How the U.S. Tax Code Privileges White Families
The U.S. tax code can seem like a neutral, or at least equally punishing, system. But that misses how it has privileged white people—particularly white married couples—and preserved the racial inequality that has long defined America. Take the joint return, for instance, a policy that was designed to give a tax break to married (heterosexual) couples in which only the husband worked in the paid labor market. That setup favored white couples, whose familial structure was most likely to fit its mold. And it came at the expense of Black married couples, including my parents.
That inequality flows from the joint tax return’s origins, a story that begins with an affluent couple named Henry and Charlotte Seaborn, members of the Seattle Yacht Club, who married in 1902. Henry was the vice president of a shipbuilding corporation, Skinner & Eddy, and Charlotte was a stay-at-home spouse.
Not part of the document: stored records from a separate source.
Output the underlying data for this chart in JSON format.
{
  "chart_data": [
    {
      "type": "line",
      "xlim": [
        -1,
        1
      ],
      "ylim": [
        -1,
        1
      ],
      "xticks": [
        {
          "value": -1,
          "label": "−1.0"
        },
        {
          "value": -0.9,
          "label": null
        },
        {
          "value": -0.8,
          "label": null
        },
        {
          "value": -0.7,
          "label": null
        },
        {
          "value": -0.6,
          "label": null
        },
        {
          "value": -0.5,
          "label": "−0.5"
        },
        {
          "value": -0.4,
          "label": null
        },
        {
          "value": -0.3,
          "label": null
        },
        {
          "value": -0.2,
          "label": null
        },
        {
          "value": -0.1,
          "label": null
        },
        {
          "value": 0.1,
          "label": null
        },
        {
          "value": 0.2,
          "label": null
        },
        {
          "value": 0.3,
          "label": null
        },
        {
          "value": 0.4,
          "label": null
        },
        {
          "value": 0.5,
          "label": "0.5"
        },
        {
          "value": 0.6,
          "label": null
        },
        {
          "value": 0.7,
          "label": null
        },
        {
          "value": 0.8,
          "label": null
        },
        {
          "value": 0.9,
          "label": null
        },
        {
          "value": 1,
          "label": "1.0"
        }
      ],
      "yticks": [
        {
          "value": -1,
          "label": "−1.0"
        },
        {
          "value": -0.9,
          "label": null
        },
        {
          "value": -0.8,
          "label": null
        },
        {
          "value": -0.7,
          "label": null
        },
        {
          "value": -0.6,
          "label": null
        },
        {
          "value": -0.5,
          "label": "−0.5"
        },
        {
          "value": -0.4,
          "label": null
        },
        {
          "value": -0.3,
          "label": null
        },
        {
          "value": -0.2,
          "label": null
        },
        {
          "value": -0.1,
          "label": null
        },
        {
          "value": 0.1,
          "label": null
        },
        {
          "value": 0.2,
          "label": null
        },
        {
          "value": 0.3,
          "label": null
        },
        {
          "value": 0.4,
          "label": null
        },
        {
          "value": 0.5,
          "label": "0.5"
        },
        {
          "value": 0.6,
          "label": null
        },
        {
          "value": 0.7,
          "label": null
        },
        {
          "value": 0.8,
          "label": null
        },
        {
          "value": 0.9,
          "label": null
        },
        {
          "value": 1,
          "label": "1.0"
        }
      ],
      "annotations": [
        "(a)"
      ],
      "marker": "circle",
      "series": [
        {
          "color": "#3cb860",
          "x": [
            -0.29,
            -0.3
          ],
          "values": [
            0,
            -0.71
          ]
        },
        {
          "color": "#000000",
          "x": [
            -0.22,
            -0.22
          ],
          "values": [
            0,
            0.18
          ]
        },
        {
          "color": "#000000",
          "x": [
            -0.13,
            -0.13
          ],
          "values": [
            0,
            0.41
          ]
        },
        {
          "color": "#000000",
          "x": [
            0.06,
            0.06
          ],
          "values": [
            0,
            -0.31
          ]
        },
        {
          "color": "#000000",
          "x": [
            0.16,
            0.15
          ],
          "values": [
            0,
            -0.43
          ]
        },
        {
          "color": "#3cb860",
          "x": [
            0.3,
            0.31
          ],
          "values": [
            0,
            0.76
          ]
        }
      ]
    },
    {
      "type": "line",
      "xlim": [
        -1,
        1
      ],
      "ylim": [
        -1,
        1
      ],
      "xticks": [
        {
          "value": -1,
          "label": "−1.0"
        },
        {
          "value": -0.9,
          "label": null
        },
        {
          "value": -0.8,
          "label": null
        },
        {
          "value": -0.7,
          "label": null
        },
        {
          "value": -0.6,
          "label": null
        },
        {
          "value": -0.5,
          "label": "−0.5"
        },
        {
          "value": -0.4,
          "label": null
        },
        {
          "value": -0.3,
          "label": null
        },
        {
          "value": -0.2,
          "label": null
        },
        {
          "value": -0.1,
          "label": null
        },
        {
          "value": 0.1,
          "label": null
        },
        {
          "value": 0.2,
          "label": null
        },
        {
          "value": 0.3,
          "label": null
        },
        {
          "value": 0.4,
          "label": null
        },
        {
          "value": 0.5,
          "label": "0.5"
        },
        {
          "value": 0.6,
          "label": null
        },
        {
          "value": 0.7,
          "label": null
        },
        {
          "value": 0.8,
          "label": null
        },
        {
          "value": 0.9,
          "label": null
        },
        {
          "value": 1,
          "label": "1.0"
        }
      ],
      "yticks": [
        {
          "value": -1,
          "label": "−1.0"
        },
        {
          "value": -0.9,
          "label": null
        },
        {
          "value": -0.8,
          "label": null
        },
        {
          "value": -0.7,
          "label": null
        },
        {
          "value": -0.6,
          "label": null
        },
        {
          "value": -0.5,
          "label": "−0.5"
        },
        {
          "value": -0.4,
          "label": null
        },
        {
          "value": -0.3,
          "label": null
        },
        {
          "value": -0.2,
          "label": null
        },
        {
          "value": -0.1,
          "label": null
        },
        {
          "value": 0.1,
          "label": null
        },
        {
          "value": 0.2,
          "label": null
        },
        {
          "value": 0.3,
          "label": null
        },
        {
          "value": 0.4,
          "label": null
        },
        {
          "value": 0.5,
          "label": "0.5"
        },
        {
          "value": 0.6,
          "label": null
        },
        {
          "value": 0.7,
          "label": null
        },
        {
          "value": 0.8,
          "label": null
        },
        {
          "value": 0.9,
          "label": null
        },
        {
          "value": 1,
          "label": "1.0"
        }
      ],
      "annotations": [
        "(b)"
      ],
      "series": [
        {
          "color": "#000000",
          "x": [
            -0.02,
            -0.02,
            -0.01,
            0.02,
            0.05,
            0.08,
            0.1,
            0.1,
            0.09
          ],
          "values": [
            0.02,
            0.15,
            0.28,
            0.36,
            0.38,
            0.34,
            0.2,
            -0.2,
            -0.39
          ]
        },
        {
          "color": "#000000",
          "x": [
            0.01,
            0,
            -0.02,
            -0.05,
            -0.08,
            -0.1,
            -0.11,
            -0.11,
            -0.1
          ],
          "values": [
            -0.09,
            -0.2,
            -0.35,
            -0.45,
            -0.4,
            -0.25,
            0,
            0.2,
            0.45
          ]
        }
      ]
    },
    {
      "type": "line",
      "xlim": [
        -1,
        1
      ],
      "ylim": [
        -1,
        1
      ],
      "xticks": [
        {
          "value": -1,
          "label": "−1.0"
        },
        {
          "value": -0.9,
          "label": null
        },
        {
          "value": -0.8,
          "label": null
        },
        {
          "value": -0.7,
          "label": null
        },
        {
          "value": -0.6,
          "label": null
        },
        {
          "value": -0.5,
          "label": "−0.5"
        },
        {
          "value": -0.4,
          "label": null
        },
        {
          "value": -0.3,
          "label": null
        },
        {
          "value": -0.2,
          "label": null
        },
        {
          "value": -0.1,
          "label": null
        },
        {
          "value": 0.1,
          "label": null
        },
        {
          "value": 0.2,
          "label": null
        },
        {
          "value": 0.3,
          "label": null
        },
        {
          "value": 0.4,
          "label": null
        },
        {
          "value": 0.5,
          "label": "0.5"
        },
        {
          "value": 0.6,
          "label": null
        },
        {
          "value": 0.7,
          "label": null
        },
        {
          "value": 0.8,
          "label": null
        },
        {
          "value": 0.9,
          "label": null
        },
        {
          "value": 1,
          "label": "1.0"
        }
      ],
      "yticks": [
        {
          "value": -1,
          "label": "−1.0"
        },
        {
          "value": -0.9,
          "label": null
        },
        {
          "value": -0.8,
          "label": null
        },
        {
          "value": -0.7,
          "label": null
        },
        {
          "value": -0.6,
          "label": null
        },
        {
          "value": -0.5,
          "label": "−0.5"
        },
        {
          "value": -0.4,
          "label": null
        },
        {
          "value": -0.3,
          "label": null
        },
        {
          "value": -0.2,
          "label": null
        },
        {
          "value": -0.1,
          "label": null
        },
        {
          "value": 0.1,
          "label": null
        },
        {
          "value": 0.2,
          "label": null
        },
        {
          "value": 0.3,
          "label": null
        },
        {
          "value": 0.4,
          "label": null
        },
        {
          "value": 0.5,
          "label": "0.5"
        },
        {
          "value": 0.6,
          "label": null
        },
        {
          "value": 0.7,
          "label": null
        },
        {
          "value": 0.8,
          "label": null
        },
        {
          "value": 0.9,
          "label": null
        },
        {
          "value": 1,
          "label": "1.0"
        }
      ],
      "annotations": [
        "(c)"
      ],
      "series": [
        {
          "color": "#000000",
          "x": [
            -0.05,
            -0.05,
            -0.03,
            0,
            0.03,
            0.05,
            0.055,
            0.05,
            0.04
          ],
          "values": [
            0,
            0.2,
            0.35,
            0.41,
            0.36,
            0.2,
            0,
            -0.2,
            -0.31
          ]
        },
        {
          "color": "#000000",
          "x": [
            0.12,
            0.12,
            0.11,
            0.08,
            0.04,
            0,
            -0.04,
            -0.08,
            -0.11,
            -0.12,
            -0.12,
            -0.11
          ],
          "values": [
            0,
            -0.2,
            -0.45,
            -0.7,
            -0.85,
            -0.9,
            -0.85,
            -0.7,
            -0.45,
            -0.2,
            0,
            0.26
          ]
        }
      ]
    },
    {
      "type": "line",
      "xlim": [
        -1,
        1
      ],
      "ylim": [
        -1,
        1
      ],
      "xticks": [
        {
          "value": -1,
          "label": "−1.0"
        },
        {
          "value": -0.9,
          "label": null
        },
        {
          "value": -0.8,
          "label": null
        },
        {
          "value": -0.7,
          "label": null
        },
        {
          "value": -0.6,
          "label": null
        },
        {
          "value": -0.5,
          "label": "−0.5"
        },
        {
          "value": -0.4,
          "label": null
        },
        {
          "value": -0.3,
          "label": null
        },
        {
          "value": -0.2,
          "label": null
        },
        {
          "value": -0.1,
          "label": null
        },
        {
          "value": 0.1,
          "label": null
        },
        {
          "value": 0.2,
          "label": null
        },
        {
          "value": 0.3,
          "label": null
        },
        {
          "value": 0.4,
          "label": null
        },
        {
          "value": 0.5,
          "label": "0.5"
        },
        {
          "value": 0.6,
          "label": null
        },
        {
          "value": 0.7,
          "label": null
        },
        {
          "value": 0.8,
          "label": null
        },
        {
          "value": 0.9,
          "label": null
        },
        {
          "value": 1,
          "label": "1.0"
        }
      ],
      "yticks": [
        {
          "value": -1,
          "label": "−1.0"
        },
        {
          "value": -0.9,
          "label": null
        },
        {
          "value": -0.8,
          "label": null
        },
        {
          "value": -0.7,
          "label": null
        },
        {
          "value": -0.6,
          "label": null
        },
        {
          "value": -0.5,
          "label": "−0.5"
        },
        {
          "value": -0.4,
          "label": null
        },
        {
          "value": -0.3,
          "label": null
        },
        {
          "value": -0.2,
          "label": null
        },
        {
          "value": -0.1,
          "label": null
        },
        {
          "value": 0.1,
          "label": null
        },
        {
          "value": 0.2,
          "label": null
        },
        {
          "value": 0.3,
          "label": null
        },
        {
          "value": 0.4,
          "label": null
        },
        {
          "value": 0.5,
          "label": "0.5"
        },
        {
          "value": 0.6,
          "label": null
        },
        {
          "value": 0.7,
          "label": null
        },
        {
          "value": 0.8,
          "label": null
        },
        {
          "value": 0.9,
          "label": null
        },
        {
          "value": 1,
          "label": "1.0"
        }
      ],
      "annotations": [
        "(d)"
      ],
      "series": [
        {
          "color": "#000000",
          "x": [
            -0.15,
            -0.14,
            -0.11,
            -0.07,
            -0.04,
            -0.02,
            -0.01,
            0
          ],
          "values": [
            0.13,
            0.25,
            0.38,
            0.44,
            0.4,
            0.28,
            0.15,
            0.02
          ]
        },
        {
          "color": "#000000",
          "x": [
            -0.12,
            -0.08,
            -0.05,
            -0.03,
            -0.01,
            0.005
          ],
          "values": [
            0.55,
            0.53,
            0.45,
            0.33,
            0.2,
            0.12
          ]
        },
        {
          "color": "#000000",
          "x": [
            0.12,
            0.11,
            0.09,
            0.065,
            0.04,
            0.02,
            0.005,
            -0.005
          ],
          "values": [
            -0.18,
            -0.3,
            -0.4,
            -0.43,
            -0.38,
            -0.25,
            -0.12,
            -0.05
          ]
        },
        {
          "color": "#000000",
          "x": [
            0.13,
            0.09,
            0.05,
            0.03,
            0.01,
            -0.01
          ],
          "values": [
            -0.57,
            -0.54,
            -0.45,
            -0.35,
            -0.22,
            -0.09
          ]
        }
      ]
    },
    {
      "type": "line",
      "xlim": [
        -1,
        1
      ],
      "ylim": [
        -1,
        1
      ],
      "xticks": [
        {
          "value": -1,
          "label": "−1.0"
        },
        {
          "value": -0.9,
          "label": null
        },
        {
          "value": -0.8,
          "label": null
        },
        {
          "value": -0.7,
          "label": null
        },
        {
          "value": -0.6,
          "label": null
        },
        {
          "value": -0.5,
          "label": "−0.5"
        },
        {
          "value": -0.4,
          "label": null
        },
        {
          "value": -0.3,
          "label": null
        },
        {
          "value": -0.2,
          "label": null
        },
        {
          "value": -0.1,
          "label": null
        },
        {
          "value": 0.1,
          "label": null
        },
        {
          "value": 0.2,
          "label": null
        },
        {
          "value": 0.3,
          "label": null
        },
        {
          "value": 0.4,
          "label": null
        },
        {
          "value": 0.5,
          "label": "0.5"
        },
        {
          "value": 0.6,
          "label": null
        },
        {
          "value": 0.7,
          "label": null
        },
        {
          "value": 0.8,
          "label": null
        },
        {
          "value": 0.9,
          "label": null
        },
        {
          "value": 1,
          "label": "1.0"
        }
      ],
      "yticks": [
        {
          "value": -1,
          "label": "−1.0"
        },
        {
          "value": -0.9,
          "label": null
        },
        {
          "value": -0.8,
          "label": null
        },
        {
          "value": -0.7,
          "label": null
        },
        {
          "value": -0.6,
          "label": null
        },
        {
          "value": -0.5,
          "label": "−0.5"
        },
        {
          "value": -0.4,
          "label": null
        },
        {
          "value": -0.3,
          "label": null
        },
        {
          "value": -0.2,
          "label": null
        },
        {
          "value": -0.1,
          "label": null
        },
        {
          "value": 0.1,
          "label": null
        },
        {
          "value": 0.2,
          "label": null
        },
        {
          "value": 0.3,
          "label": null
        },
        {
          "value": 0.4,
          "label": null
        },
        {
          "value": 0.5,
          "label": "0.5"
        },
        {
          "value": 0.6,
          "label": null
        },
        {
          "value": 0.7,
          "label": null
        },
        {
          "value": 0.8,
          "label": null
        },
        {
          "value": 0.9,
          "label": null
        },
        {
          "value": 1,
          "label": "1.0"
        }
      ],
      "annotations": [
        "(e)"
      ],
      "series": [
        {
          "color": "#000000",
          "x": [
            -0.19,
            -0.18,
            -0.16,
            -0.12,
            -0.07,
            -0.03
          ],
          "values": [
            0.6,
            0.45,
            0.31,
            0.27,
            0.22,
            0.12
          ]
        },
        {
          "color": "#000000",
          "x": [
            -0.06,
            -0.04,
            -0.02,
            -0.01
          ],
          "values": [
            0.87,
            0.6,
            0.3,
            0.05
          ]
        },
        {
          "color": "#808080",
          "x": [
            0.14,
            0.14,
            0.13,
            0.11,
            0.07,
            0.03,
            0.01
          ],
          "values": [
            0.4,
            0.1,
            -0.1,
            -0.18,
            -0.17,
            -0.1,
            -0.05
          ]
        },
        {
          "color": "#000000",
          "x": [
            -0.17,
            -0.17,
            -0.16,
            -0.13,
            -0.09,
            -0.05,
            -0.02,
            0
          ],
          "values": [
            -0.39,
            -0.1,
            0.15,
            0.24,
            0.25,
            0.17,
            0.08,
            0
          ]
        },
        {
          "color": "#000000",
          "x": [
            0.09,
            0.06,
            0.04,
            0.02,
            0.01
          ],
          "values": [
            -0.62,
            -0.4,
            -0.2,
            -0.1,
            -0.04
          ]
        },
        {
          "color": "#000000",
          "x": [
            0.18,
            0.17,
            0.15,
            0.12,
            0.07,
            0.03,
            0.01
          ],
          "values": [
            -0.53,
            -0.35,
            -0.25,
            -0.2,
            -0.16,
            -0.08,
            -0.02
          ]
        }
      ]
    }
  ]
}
At the time, there was no such thing as “married filing jointly” in the way we understand it today. Each taxpayer filed his or her own return only if they had income greater than the exemption amount, which meant that Henry would file a return, but not Charlotte. By 1927, almost 98 percent of Americans paid no income tax, because their income did not exceed the exemption. The revenues needed to fund the government did not require any additional taxpayer dollars. Prior to World War II, our progressive tax system placed a target on Henry’s back.
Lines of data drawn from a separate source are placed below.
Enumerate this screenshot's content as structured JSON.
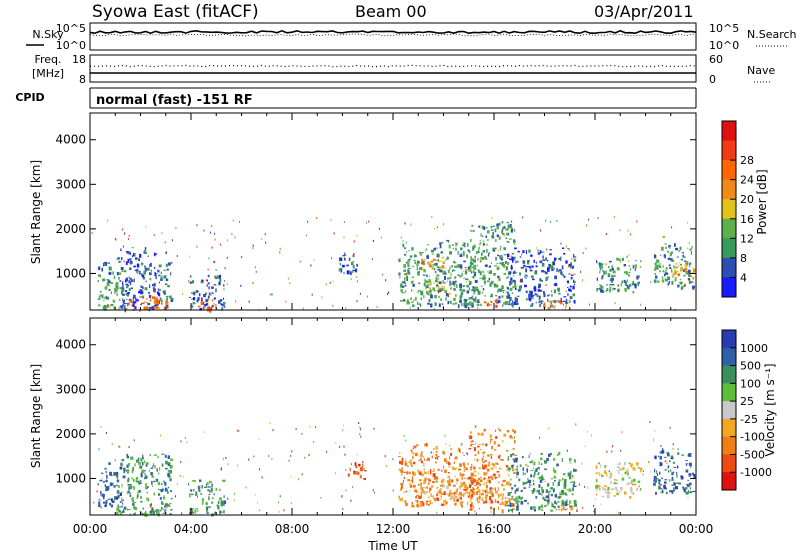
{
  "header": {
    "station": "Syowa East (fitACF)",
    "beam": "Beam 00",
    "date": "03/Apr/2011"
  },
  "strips": {
    "nsky_label": "N.Sky",
    "nsearch_label": "N.Search",
    "freq_label": "Freq.",
    "freq_unit": "[MHz]",
    "nave_label": "Nave",
    "cpid_label": "CPID",
    "cpid_value": "normal (fast) -151 RF",
    "noise_ticks_left": [
      "10^5",
      "10^0"
    ],
    "noise_ticks_right": [
      "10^5",
      "10^0"
    ],
    "freq_ticks": [
      "18",
      "8"
    ],
    "nave_ticks": [
      "60",
      "0"
    ]
  },
  "chart_data": [
    {
      "type": "heatmap",
      "name": "power",
      "ylabel": "Slant Range [km]",
      "xlabel": "",
      "y_ticks": [
        "1000",
        "2000",
        "3000",
        "4000"
      ],
      "ylim": [
        180,
        4600
      ],
      "colorbar_label": "Power [dB]",
      "colorbar_ticks": [
        "4",
        "8",
        "12",
        "16",
        "20",
        "24",
        "28"
      ],
      "colorbar_colors": [
        "#1b1bff",
        "#2c4eb5",
        "#3a9a5e",
        "#5db04a",
        "#e3c21c",
        "#f28a1a",
        "#ff6600",
        "#f03b14",
        "#e01010"
      ],
      "echo_clusters": [
        {
          "t": [
            0.3,
            1.2
          ],
          "r": [
            200,
            1400
          ],
          "level": 2
        },
        {
          "t": [
            1.2,
            3.2
          ],
          "r": [
            200,
            1600
          ],
          "level": 1
        },
        {
          "t": [
            1.4,
            3.1
          ],
          "r": [
            200,
            500
          ],
          "level": 6
        },
        {
          "t": [
            3.9,
            5.3
          ],
          "r": [
            200,
            1000
          ],
          "level": 1
        },
        {
          "t": [
            4.2,
            5.0
          ],
          "r": [
            200,
            450
          ],
          "level": 6
        },
        {
          "t": [
            9.8,
            10.6
          ],
          "r": [
            1000,
            1500
          ],
          "level": 1
        },
        {
          "t": [
            12.2,
            15.2
          ],
          "r": [
            300,
            1800
          ],
          "level": 2
        },
        {
          "t": [
            13.0,
            14.0
          ],
          "r": [
            1100,
            1400
          ],
          "level": 5
        },
        {
          "t": [
            13.2,
            14.2
          ],
          "r": [
            600,
            900
          ],
          "level": 4
        },
        {
          "t": [
            15.0,
            16.8
          ],
          "r": [
            300,
            2200
          ],
          "level": 2
        },
        {
          "t": [
            15.6,
            16.2
          ],
          "r": [
            250,
            450
          ],
          "level": 6
        },
        {
          "t": [
            16.5,
            19.2
          ],
          "r": [
            300,
            1600
          ],
          "level": 1
        },
        {
          "t": [
            17.8,
            19.0
          ],
          "r": [
            250,
            450
          ],
          "level": 5
        },
        {
          "t": [
            20.0,
            21.8
          ],
          "r": [
            600,
            1400
          ],
          "level": 2
        },
        {
          "t": [
            22.3,
            23.9
          ],
          "r": [
            700,
            1700
          ],
          "level": 2
        },
        {
          "t": [
            23.0,
            23.9
          ],
          "r": [
            900,
            1300
          ],
          "level": 5
        }
      ]
    },
    {
      "type": "heatmap",
      "name": "velocity",
      "ylabel": "Slant Range [km]",
      "xlabel": "Time UT",
      "x_ticks": [
        "00:00",
        "04:00",
        "08:00",
        "12:00",
        "16:00",
        "20:00",
        "00:00"
      ],
      "xlim": [
        0,
        24
      ],
      "y_ticks": [
        "1000",
        "2000",
        "3000",
        "4000"
      ],
      "ylim": [
        180,
        4600
      ],
      "colorbar_label": "Velocity [m s⁻¹]",
      "colorbar_ticks": [
        "1000",
        "500",
        "100",
        "25",
        "-25",
        "-100",
        "-500",
        "-1000"
      ],
      "colorbar_colors": [
        "#2a3cb0",
        "#2f5fa8",
        "#3a8f5a",
        "#5cbf3a",
        "#c8c8c8",
        "#f5a623",
        "#ef7f14",
        "#f04a14",
        "#e01010"
      ],
      "echo_clusters": [
        {
          "t": [
            0.3,
            1.2
          ],
          "r": [
            400,
            1400
          ],
          "level": 1
        },
        {
          "t": [
            1.2,
            3.2
          ],
          "r": [
            200,
            1600
          ],
          "level": 2
        },
        {
          "t": [
            1.0,
            3.0
          ],
          "r": [
            200,
            400
          ],
          "level": 3
        },
        {
          "t": [
            3.9,
            5.3
          ],
          "r": [
            200,
            1000
          ],
          "level": 2
        },
        {
          "t": [
            10.2,
            10.9
          ],
          "r": [
            1000,
            1400
          ],
          "level": 7
        },
        {
          "t": [
            12.2,
            15.2
          ],
          "r": [
            400,
            1800
          ],
          "level": 6
        },
        {
          "t": [
            13.0,
            14.8
          ],
          "r": [
            600,
            900
          ],
          "level": 5
        },
        {
          "t": [
            15.0,
            16.8
          ],
          "r": [
            300,
            2200
          ],
          "level": 6
        },
        {
          "t": [
            16.5,
            19.2
          ],
          "r": [
            300,
            1600
          ],
          "level": 2
        },
        {
          "t": [
            18.5,
            19.4
          ],
          "r": [
            300,
            500
          ],
          "level": 5
        },
        {
          "t": [
            20.0,
            21.8
          ],
          "r": [
            600,
            1400
          ],
          "level": 4
        },
        {
          "t": [
            22.3,
            23.9
          ],
          "r": [
            700,
            1700
          ],
          "level": 1
        }
      ]
    }
  ]
}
But Henry had the wealth to do something about it, and in 1927, he and his lawyers figured out a workaround. Henry Seaborn’s taxable income for the year was $38,500 (well over $500,000 in today’s dollars), and his team came up with an idea: If he could treat half of his income as Charlotte’s, he could save $703.01 ($10,000 in today’s dollars) in taxes. Why? Because the progressive tax system taxes income at higher rates as income increases. In other words, the rate that applies to my first dollar of taxable income is lower than the rate that applies to my last. If, however, each spouse were taxed on half of Henry’s income, the rate applicable to the half now characterized as Charlotte’s would be significantly less than if it were part of Henry’s total.
Washington was a community-property state, which meant that, legally, Charlotte had a right to half of Henry’s income. So they each filed individual tax returns, with Charlotte claiming her “half” of Henry’s income on hers. The IRS disapproved and said that Henry should have been taxed on all of the income, and therefore he owed the additional taxes.
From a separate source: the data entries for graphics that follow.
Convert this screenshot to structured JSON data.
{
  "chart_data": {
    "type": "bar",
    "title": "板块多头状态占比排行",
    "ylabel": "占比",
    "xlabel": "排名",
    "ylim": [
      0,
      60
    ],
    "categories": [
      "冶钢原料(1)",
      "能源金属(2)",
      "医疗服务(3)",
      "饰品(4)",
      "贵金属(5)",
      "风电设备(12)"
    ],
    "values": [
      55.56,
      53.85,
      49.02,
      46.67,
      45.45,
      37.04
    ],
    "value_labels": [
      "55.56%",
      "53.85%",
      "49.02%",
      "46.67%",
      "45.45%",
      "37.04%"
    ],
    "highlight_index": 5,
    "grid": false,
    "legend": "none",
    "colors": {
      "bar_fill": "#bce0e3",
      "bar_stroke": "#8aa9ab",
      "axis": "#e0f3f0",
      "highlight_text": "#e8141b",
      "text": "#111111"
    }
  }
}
Henry paid up, but then he went to court to fight. He won at the district-court level, but the IRS appealed. His case went all the way to the Supreme Court, where the Seaborns won. Their win, however, followed the loss by a different white taxpayer who tried to transfer half his income to his stay-at-home spouse by contract—not because of community-property law—and the Supreme Court ruled against him. That taxpayer loss, coupled with the Seaborns’ victory, meant that now the tax liability for married couples would turn on whether they lived in a community-property state.